Fritz Leiber—senior, not the sci-fi scion—imbues Louis XI with spiderish cunning, a monarch who weighs words like a banker counting clipped coins. His scenes opposite Farnum crackle with Machiavellian electricity; one senses history pivoting on the hush between two adversaries pretending to be allies.

Sound of Silence, Music of Memory

Though released sans synchronized score, urban theaters often engaged house orchestras to improvise accompaniment. Surviving cue sheets recommend “La Marseillaise” slowed to dirge tempo during Villon’s sentencing, juxtaposed with jaunty cabaret numbers for tavern revels. Modern home viewers can replicate the effect via curated playlists; try coupling Saint-Saëns’ “Danse Macabre” with the climactic bell-tower brawl—syncopation aligns uncannily, as though composer and cinematographer conspired across a century.

Comparative Glances Across the Reel Landscape

Cinephiles tracking rags-to-royalty narratives will recall The Cinderella Man, yet where that tale sanctifies upward mobility, If I Were King weaponizes it, exposing monarchy as costume jewelry easily shoplifted. Similarly, The Storm harnesses tempestuous fate, but lacks the socio-political bite that makes Villon’s transient reign feel like proto-republican agitprop.

Conversely, Saved in Mid-Air toys with deus-ex-machina rescue tropes, whereas Edwards’ film refuses tidy salvation; its hero survives through wit, not providence—a secular redemption narrative sneaking into pious medieval terrain.

Conservation and Contemporary Access

Original prints languished in Fox’s East-coast vault until a 1978 nitrate fire nearly obliterated them.
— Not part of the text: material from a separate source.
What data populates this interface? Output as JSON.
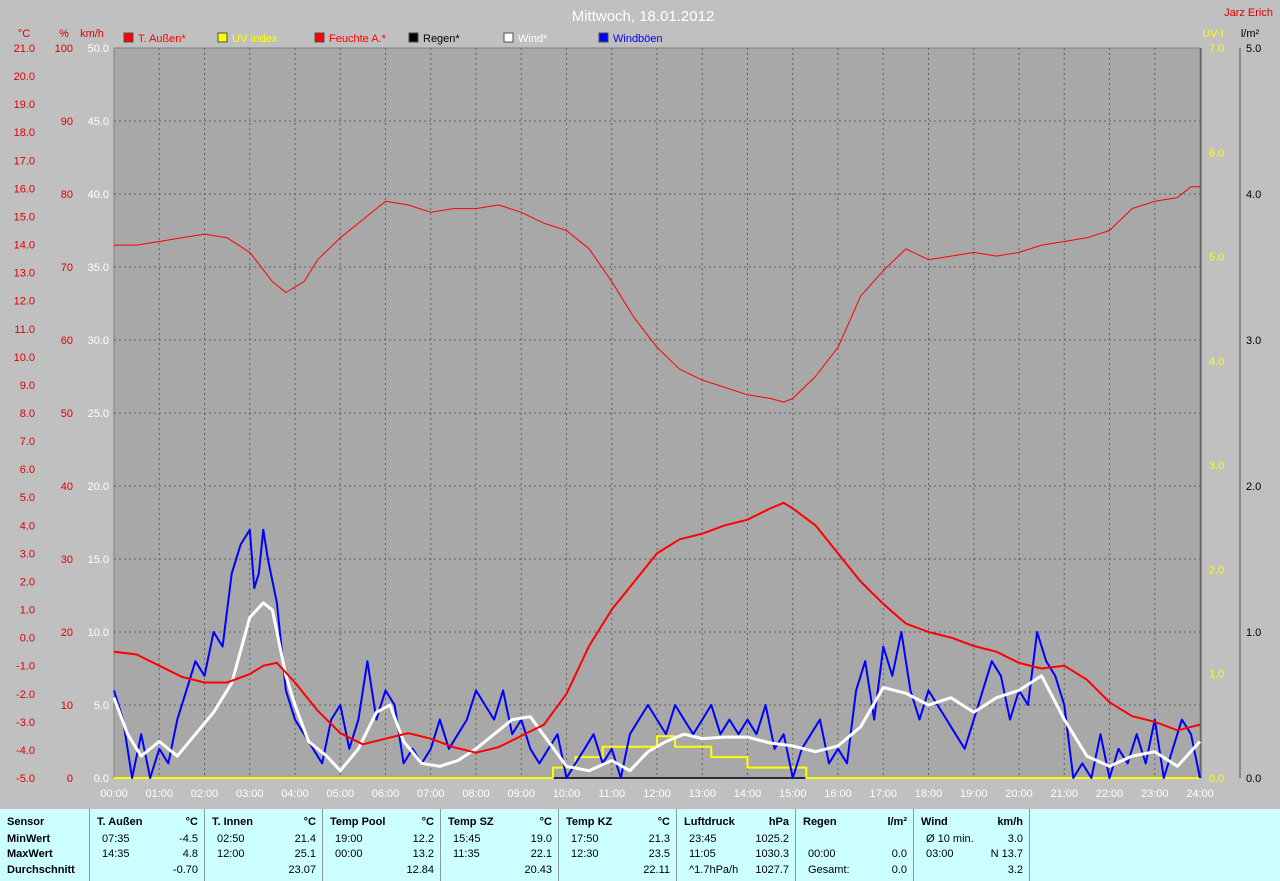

What survives—two incomplete 35 mm reels and a 16 mm classroom dupe—now rests in the Library of Congress, digitally scanned at 4K though gaps remain. Streaming platforms occasionally host 1080p transfers with Library-supplied intertitles; purists should seek the Kino Classics Blu-ray, which interpolates stills and production photos to bridge narrative lacunae without editorializing.

Final Appraisal: A Chalice Half-Full of Starlight

Viewed through modern optics, If I Were King is both artifact and arrow. Its gender politics, though progressive in granting Katherine agency, still frame her as muse rather than co-author of revolt; its class commentary, daring for 1920, never questions monarchy’s legitimacy outright, preferring the safer balm of righteous ruler over systemic upheaval. Yet within those constraints the film whispers a perennial truth: power lies not in scepters but in stories, and stories belong to those who can spin straw into lyric gold.

The celluloid may crackle, the intertitles may yellow, but Villon’s defiant laughter—captured in Farnum’s irrepressible grin—echoes past the footlights of history, reminding us that every crown is a loan, every throne a perch, every poet a king in the republic of ink.

Grade: A- (for ambition, visual opulence, and literary audacity; minus for fragmentary survival and occasional staginess inherited from its stage source.)

For further swashbuckling romance, sample Madame Spy; for tempestuous destiny, consult The Flame of Passion. Yet return here when you crave a tale where a poet filches the sun, if only for a week, and scorches his initials across the dawn.